Até que aparece o furo num pneu do autocarro. Nada de estranhar, entra dentro do possível em todo o percurso. Realizam-se os trabalhos necessários com toda a diligência e continua-se o caminho, a meta ainda está longe. Antes de atravessar a ponte sobre o rio Save, surge outra surpresa. No controlo de rotina feito às bagagens, pelas autoridades competentes, há alguma coisa que não está legal. Desta vez foi necessário muito mais tempo para que, num diálogo lento e difícil, se pudesse chegar a um final feliz.
E a viagem prossegue superando a impaciência já manifestada publicamente pelos passageiros devido à demora com a qual não se contava.
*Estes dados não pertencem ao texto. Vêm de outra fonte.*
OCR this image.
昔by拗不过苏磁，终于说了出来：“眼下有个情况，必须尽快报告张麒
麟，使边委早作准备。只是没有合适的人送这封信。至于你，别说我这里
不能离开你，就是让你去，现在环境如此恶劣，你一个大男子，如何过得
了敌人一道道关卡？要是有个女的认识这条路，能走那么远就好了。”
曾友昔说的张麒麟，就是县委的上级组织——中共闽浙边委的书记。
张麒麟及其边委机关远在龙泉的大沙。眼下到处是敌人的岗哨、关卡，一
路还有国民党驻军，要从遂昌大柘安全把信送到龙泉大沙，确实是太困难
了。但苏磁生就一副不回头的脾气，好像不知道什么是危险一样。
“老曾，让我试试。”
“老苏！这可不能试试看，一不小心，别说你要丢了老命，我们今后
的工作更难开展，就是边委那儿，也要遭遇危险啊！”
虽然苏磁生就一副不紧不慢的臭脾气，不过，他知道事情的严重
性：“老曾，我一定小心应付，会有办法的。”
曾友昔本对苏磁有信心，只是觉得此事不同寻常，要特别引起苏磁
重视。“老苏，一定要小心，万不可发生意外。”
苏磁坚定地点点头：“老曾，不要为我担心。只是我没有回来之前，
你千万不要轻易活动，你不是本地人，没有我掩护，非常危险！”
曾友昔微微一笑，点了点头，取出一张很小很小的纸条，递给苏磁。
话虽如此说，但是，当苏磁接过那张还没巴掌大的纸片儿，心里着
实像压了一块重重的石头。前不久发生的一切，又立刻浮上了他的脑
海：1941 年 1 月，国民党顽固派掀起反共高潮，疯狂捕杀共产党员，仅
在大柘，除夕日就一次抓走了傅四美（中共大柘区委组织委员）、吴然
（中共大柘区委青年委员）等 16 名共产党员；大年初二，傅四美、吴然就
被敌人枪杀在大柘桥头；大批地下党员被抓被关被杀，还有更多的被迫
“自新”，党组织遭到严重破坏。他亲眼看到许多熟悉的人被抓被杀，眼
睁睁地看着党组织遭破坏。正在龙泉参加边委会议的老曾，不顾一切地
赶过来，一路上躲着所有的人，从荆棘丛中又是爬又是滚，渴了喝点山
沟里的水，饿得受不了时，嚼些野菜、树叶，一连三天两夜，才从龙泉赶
Admiramos a perícia e habilidade com as quais o condutor supera as covas profundas dum tramo da estrada, quem sabe se também foi observado, no escuro da noite, pelos animais que habitam na Gorongosa. Foram suficientes duas horas de descanso antes de atravessar o rio Zambeze para que o nosso super condutor ganhasse a coragem e a força para dar continuidade à viagem, agora todos visivelmente animados, pela proximidade da meta final.
Até que por fim às 7:40H do dia 11, chegamos felizmente ao nosso destino, Quelimane. O ambiente estava fresco mas o calor do acolhimento fraterno, sempre renovado, nos proporcionou um aconchego muito gratificante. Logo na comunidade do Chirangano, o rito de acolhimento, nos confirmou que tínhamos chegado realmente a casa, ao espaço comum do encontro e da partilha.
O descanso era de rigor e renovou os nossos membros que já pediam uma posição mais reconfortante. Foi assim que voltamos ao nosso “normal”, depois de recuperar a nossa própria energia vital. Tínhamos uma tarefa a cumprir e nos sentíamos em forma para a iniciar.
À tarde nos encontramos com as irmãs da comunidade mais nova da Vigararia, a Comunidade dos Bons Sinais, reaberta há apenas quatro meses. Como estão a iniciar a caminhada é normal que a partilha do novo ambiente no qual se encontram, das suas opções pastorais de missão, do trabalho profissional, do estudo, das dificuldades encontradas, fosse mais necessário. Ficamos a saber que ser missionária significa procurar àqueles que estão nas periferias, elas estão a iniciar o trabalho pastoral nas comunidades cristãs dos bairros mais afastados da Paróquia da Catedral à qual ficam a pertencer. Foram acolhidas como sabe fazer o povo simples e profundamente crente, como verdadeiras irmãs que acompanham com o testemunho da sua vida e com a pregação.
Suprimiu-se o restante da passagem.